The ECB left its key interest rate at 1.5 percent on Oct. 6, yet Trichet announced it will offer one-year loans to banks and resume purchases of covered bonds from next month.
Democratic Imperative
While acknowledging the economic policy errors of European governments, Trichet also defends their need to observe democracy by taking time to win parliamentary approval for the crisis-fighting measures they agreed July 21, adding that sovereigns outside his continent also over-spent. It took two votes of Congress to pass the Troubled Asset Relief Program in 2008, while the U.S.-led push to “spend, spend, spend” during the recession was not the best advice for all, he says.

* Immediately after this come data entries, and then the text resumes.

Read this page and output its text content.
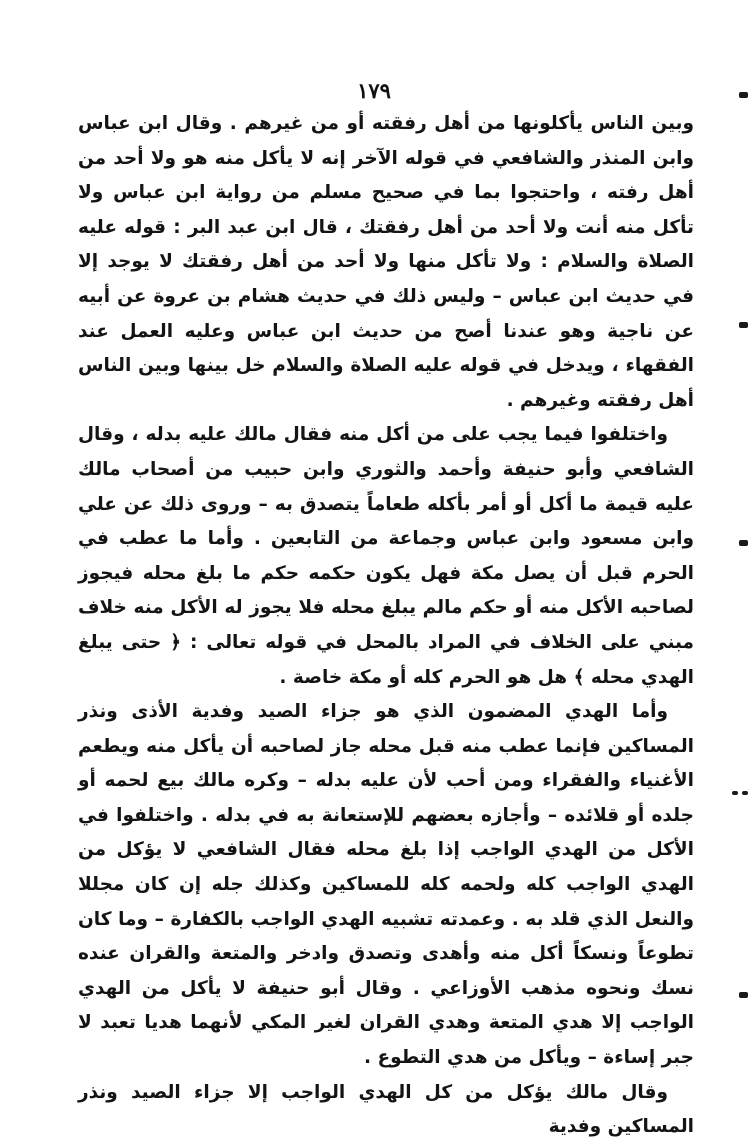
١٧٩

وبين الناس يأكلونها من أهل رفقته أو من غيرهم . وقال ابن عباس وابن المنذر والشافعي في قوله الآخر إنه لا يأكل منه هو ولا أحد من أهل رفته ، واحتجوا بما في صحيح مسلم من رواية ابن عباس ولا تأكل منه أنت ولا أحد من أهل رفقتك ، قال ابن عبد البر : قوله عليه الصلاة والسلام : ولا تأكل منها ولا أحد من أهل رفقتك لا يوجد إلا في حديث ابن عباس – وليس ذلك في حديث هشام بن عروة عن أبيه عن ناجية وهو عندنا أصح من حديث ابن عباس وعليه العمل عند الفقهاء ، ويدخل في قوله عليه الصلاة والسلام خل بينها وبين الناس أهل رفقته وغيرهم .

واختلفوا فيما يجب على من أكل منه فقال مالك عليه بدله ، وقال الشافعي وأبو حنيفة وأحمد والثوري وابن حبيب من أصحاب مالك عليه قيمة ما أكل أو أمر بأكله طعاماً يتصدق به – وروى ذلك عن علي وابن مسعود وابن عباس وجماعة من التابعين . وأما ما عطب في الحرم قبل أن يصل مكة فهل يكون حكمه حكم ما بلغ محله فيجوز لصاحبه الأكل منه أو حكم مالم يبلغ محله فلا يجوز له الأكل منه خلاف مبني على الخلاف في المراد بالمحل في قوله تعالى : ﴿ حتى يبلغ الهدي محله ﴾ هل هو الحرم كله أو مكة خاصة .

وأما الهدي المضمون الذي هو جزاء الصيد وفدية الأذى ونذر المساكين فإنما عطب منه قبل محله جاز لصاحبه أن يأكل منه ويطعم الأغنياء والفقراء ومن أحب لأن عليه بدله – وكره مالك بيع لحمه أو جلده أو قلائده – وأجازه بعضهم للإستعانة به في بدله . واختلفوا في الأكل من الهدي الواجب إذا بلغ محله فقال الشافعي لا يؤكل من الهدي الواجب كله ولحمه كله للمساكين وكذلك جله إن كان مجللا والنعل الذي قلد به . وعمدته تشبيه الهدي الواجب بالكفارة – وما كان تطوعاً ونسكاً أكل منه وأهدى وتصدق وادخر والمتعة والقران عنده نسك ونحوه مذهب الأوزاعي . وقال أبو حنيفة لا يأكل من الهدي الواجب إلا هدي المتعة وهدي القران لغير المكي لأنهما هديا تعبد لا جبر إساءة – ويأكل من هدي التطوع .

وقال مالك يؤكل من كل الهدي الواجب إلا جزاء الصيد ونذر المساكين وفدية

Americans cite Europe’s lack of labor mobility and cross- border fiscal transfers as undermining its claims to construct an optimal currency zone, according to a January 2010 paper co- written by Lars Jonung, a professor at Sweden’s Lund University, when he was a European Commission adviser. The lack of a Federal Reserve-like unemployment goal also prompts criticism.
Now while he says he is “less optimistic” about the future of the euro than he was when he wrote the paper, Jonung says neither Trichet nor his opponents are right.
“U.S. economist were critical of the euro, but nobody mentioned Greece was cheating and under-reporting deficits,” he said. “Trichet of course has to defend the project, but he has to be optimistic.”